In a nutshell, that’s all there is to this:
“The problem of creativity is the problem of difference.”
Organizations know they need to be more creative. In a way, that’s why Rogue Interrobang exists. But:
- A lot of the time the answer is not to introduce new ways of thinking, it’s to unlock the many different and exciting ways of thinking that already exist within your organisation.
- A lot of the time the answer is not to bring new tools to your team to help them think outside the box, it’s to bring new people from a wide range of backgrounds into your team so that you have a wonderful range of skills and ideas just by everybody thinking inside their own box.
- A lot of the time the answer is not that you need to generate new ideas, it’s that you need to stop rejecting the fabulous ideas you are already producing.
This is not particularly profound or particularly new. Organizations that are struggling will often look outside for a cure before they look to themselves. And externally-sourced cures like training and new tools are really easy to bring in, even though you will probably then forget most of what you have learned and not let your team run with the rest of it. I am used to working with groups whose senior team start looking wistful when they can see the changes that having their creativity unleashed can make to people. “If only we could do it like that,” they say. I ask them why they can’t. There’s always a slightly amorphous reason involving “the way it’s done” or “they wouldn’t let us” even though I can actually see the decision maker sin the room with me.”
All of which brings it down to this. The problem with most teams and creativity is one of culture. And it’s a circular problem that feeds itself, which is what makes it so tough to solve. They aren’t creative but they need to be because they’re not succeeding at their mission as well as they could be. But they can’t do the things they need in order to be creative because the single most important creative choice to make is the choice to do those things, and they lack the creativity to make it. This, of course, is how you get large gaps opening rapidly between teams that “get” creativity and keep making really great decisions as a result, which make them even more creative; and teams that don’t, and keep making really uncreative decisions that stop them closing the gap.
The answers are really simple, and we’ve listed them already:
- Unlock the amazing talent you already have.
- Make your teams really diverse.
- Stop rejecting great ideas.
I can even give some really simple one sentence solutions to each of those:
- Don’t make assumptions about the ideas people can have based on their job title but on the ideas they have! And if you don’t have a way to find out what ideas people in ALL your roles have, and then get those ideas developed regardless of who came up with them (ideally led by the person who developed them, on appropriate pay, wherever in the organization they come from) – there’s a very easy answer.

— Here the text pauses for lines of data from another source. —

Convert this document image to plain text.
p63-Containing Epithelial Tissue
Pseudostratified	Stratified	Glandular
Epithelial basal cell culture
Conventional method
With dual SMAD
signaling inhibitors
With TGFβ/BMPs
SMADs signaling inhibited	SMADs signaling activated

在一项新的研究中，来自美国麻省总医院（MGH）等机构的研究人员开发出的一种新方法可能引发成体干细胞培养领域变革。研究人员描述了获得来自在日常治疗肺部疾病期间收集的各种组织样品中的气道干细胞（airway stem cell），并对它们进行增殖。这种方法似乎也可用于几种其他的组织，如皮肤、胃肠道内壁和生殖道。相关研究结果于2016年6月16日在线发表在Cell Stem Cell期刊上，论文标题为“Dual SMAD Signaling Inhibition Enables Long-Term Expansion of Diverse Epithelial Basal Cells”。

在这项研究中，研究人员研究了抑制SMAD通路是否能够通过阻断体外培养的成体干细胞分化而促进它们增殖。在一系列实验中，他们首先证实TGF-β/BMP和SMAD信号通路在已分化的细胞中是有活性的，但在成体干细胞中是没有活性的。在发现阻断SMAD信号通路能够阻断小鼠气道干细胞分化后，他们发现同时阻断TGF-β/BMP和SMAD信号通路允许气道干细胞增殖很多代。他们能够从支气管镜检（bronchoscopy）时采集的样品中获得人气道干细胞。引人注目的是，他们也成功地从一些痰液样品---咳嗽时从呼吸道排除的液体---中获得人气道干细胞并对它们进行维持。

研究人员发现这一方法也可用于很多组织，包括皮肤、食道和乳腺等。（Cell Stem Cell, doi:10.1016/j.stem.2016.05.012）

- Try hiring for “non-fit” rather than “fit”. Certainly, if you have a non-diverse team, quit trying to hire for “the best” because if you are a homogenous team your idea of “the best” will be so skewed you could cut it open and see the bias written on its heart.

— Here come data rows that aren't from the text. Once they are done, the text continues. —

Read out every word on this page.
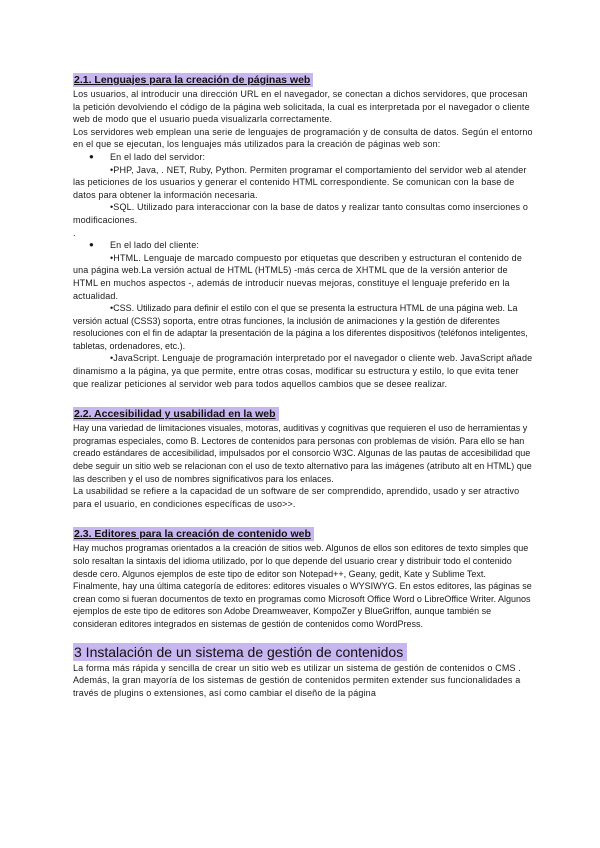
2.1. Lenguajes para la creación de páginas web

Los usuarios, al introducir una dirección URL en el navegador, se conectan a dichos servidores, que procesan la petición devolviendo el código de la página web solicitada, la cual es interpretada por el navegador o cliente web de modo que el usuario pueda visualizarla correctamente.

Los servidores web emplean una serie de lenguajes de programación y de consulta de datos. Según el entorno en el que se ejecutan, los lenguajes más utilizados para la creación de páginas web son:

● En el lado del servidor:

•PHP, Java, . NET, Ruby, Python. Permiten programar el comportamiento del servidor web al atender las peticiones de los usuarios y generar el contenido HTML correspondiente. Se comunican con la base de datos para obtener la información necesaria.

•SQL. Utilizado para interaccionar con la base de datos y realizar tanto consultas como inserciones o modificaciones.

.

● En el lado del cliente:

•HTML. Lenguaje de marcado compuesto por etiquetas que describen y estructuran el contenido de una página web.La versión actual de HTML (HTML5) -más cerca de XHTML que de la versión anterior de HTML en muchos aspectos -, además de introducir nuevas mejoras, constituye el lenguaje preferido en la actualidad.

•CSS. Utilizado para definir el estilo con el que se presenta la estructura HTML de una página web. La versión actual (CSS3) soporta, entre otras funciones, la inclusión de animaciones y la gestión de diferentes resoluciones con el fin de adaptar la presentación de la página a los diferentes dispositivos (teléfonos inteligentes, tabletas, ordenadores, etc.).

•JavaScript. Lenguaje de programación interpretado por el navegador o cliente web. JavaScript añade dinamismo a la página, ya que permite, entre otras cosas, modificar su estructura y estilo, lo que evita tener que realizar peticiones al servidor web para todos aquellos cambios que se desee realizar.

2.2. Accesibilidad y usabilidad en la web

Hay una variedad de limitaciones visuales, motoras, auditivas y cognitivas que requieren el uso de herramientas y programas especiales, como B. Lectores de contenidos para personas con problemas de visión. Para ello se han creado estándares de accesibilidad, impulsados por el consorcio W3C. Algunas de las pautas de accesibilidad que debe seguir un sitio web se relacionan con el uso de texto alternativo para las imágenes (atributo alt en HTML) que las describen y el uso de nombres significativos para los enlaces.

La usabilidad se refiere a la capacidad de un software de ser comprendido, aprendido, usado y ser atractivo para el usuario, en condiciones específicas de uso>>.

2.3. Editores para la creación de contenido web

Hay muchos programas orientados a la creación de sitios web. Algunos de ellos son editores de texto simples que solo resaltan la sintaxis del idioma utilizado, por lo que depende del usuario crear y distribuir todo el contenido desde cero. Algunos ejemplos de este tipo de editor son Notepad++, Geany, gedit, Kate y Sublime Text. Finalmente, hay una última categoría de editores: editores visuales o WYSIWYG. En estos editores, las páginas se crean como si fueran documentos de texto en programas como Microsoft Office Word o LibreOffice Writer. Algunos ejemplos de este tipo de editores son Adobe Dreamweaver, KompoZer y BlueGriffon, aunque también se consideran editores integrados en sistemas de gestión de contenidos como WordPress.

3 Instalación de un sistema de gestión de contenidos

La forma más rápida y sencilla de crear un sitio web es utilizar un sistema de gestión de contenidos o CMS . Además, la gran mayoría de los sistemas de gestión de contenidos permiten extender sus funcionalidades a través de plugins o extensiones, así como cambiar el diseño de la página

- Stop using your current methods for evaluating ideas, whether that’s market-driven data or accepted industry norms, because the problem you have that means you need new ideas probably comes from the fact you need new markets you have no data for or your industry norms are broken. My personal feeling – you would actually be more likely to do something great if you stuck all the ideas, however outrageous, in a hat and drew one out at random.
Although those ideas are very simple, I realise they are also very hard. But there is only one thing that makes them really hard for you as an organization to adopt, and that’s the reason you need them at all – you.